This was meant literally, in part. A new training regimen on U.S. history meant to elide the insidious influence of “critical race theory” was derided by teachers as inaccurate and for downplaying slavery. But it was also meant in the abstract. “Woke” means accommodating the ways in which America is changing and in which non-White and non-cis Americans are incorporated into the public conversation. DeSantis and other Republicans understand that the narrow understanding of “woke” and “critical race theory” are less useful than broader ones in which those terms are slang references to something like “dumb stuff the left wants that undermines the way things have always been.”
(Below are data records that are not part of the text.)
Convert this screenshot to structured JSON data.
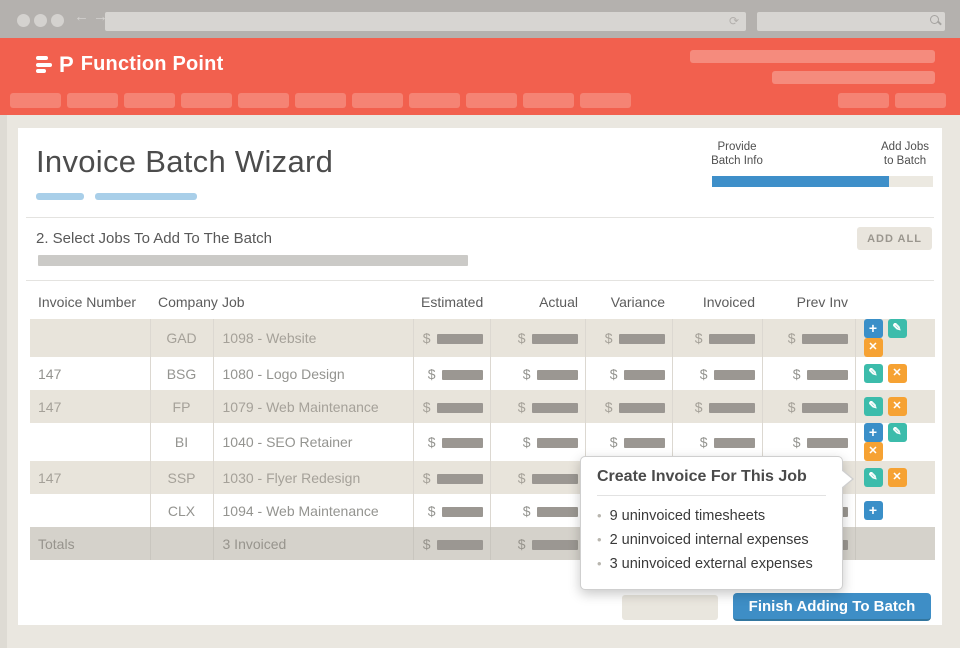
{
  "browser": {
    "back_icon": "left-arrow",
    "forward_icon": "right-arrow",
    "refresh_glyph": "⟳",
    "search_icon": "magnifier"
  },
  "header": {
    "brand": "Function Point",
    "logo_letter": "P"
  },
  "wizard": {
    "title": "Invoice Batch Wizard",
    "steps": [
      {
        "line1": "Provide",
        "line2": "Batch Info"
      },
      {
        "line1": "Add Jobs",
        "line2": "to Batch"
      }
    ],
    "progress_percent": 80,
    "section_title": "2. Select Jobs To Add To The Batch",
    "add_all_label": "ADD ALL"
  },
  "table": {
    "columns": [
      "Invoice Number",
      "Company",
      "Job",
      "Estimated",
      "Actual",
      "Variance",
      "Invoiced",
      "Prev Inv"
    ],
    "money_columns": 5,
    "rows": [
      {
        "invoice_number": "",
        "company": "GAD",
        "job": "1098 - Website",
        "actions": [
          "add",
          "edit",
          "remove"
        ],
        "shaded": true
      },
      {
        "invoice_number": "147",
        "company": "BSG",
        "job": "1080 - Logo Design",
        "actions": [
          "edit",
          "remove"
        ],
        "shaded": false
      },
      {
        "invoice_number": "147",
        "company": "FP",
        "job": "1079 - Web Maintenance",
        "actions": [
          "edit",
          "remove"
        ],
        "shaded": true
      },
      {
        "invoice_number": "",
        "company": "BI",
        "job": "1040 - SEO Retainer",
        "actions": [
          "add",
          "edit",
          "remove"
        ],
        "shaded": false
      },
      {
        "invoice_number": "147",
        "company": "SSP",
        "job": "1030 - Flyer Redesign",
        "actions": [
          "edit",
          "remove"
        ],
        "shaded": true
      },
      {
        "invoice_number": "",
        "company": "CLX",
        "job": "1094 - Web Maintenance",
        "actions": [
          "add"
        ],
        "shaded": false
      }
    ],
    "totals": {
      "label": "Totals",
      "invoiced_summary": "3 Invoiced"
    },
    "action_glyphs": {
      "add": "+",
      "edit": "✎",
      "remove": "✕"
    }
  },
  "tooltip": {
    "title": "Create Invoice For This Job",
    "items": [
      "9 uninvoiced timesheets",
      "2 uninvoiced internal expenses",
      "3 uninvoiced external expenses"
    ]
  },
  "footer": {
    "finish_label": "Finish Adding To Batch"
  },
  "colors": {
    "brand_red": "#f2604e",
    "accent_blue": "#3e8ec6",
    "teal": "#3cbcab",
    "orange": "#f6a233",
    "light_blue": "#a9cfe9",
    "page_bg": "#eae7e0",
    "shaded_row": "#e8e4db",
    "totals_row": "#d5d2cb"
  }
}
When DeSantis easily won reelection last month, he carved out a part of his victory speech to address “wokeism.”

“The woke agenda has caused millions of Americans to leave these jurisdictions” — ones run by Democrats and “leftists” — “for greener pastures,” he insisted. “We have maintained law and order. We have protected the rights of parents. We have respected our taxpayers, and we reject woke ideology.”

Channeling a MAGA version of Winston Churchill, he continued with a rousing bit of rhetoric: “We fight the woke in the legislature. We fight the woke in the schools. We fight the woke in the corporations. We will never, ever surrender to the woke mob.”

“Florida,” he pledged, “is where woke goes to die.”

Easy to accomplish when it means whatever you want it to mean.